Mais j’ai tout de même le sentiment qu’il se trompe et que « la recette » des pleurs ne s’applique pas forcément à tout le monde.
On peut « faire son deuil » autrement.
Celles et ceux d’entre vous qui ont lu le roman « Chaos calme » de Sandro Veronesi ou vu l’adaptation cinématographique qu’en a tiré Antonello Grimaldi - un très beau film avec Nanni Moretti - savent que celui-ci peut aussi se faire de manière tout à fait paradoxale.
Tout comme on peut le faire sur un blog.
Je n’ai jamais pleuré mes deuils mais je les ai vécus à ma façon.

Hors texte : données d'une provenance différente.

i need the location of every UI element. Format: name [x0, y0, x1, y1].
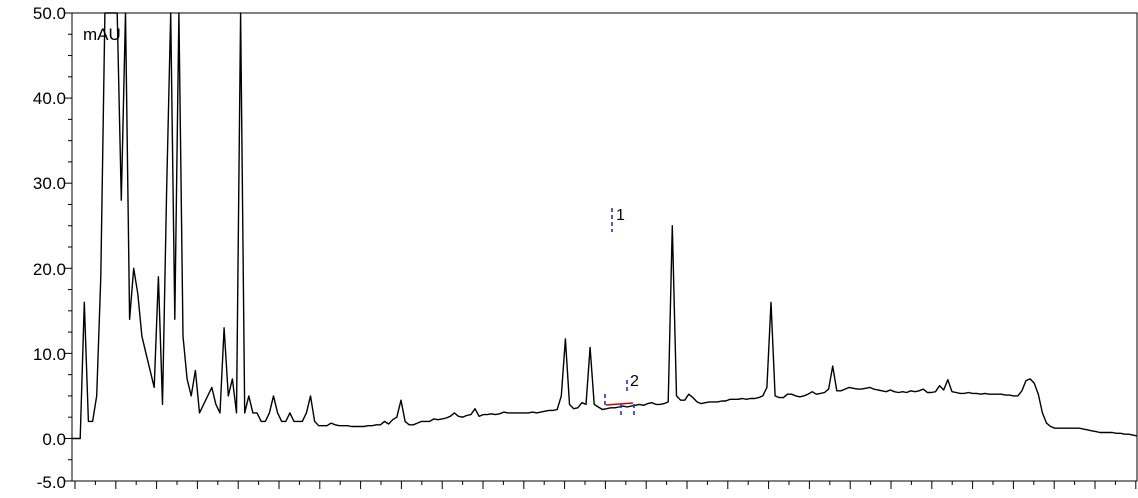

Les yeux secs.
Peut-être d’ailleurs que je les ai pleurés mais sur un mode détourné, en lâchant les grandes eaux dans des salles de cinéma pour des longs métrages qui ne se prêtaient pas à de tels sanglots mais que j’allais voir par hasard après que quelqu’un de mes proches avait pris le chemin du cosmos…
Par contre, les rêves comptent beaucoup dans ces « deuils » qui sont les miens.
C’est pour cela que j’écrivais hier : « J’ai enfin rêvé de Marden. », l’ « enfin » signifiant que j’étais dans l’attente de ce rêve qui marque pour moi le déclenchement d’un processus.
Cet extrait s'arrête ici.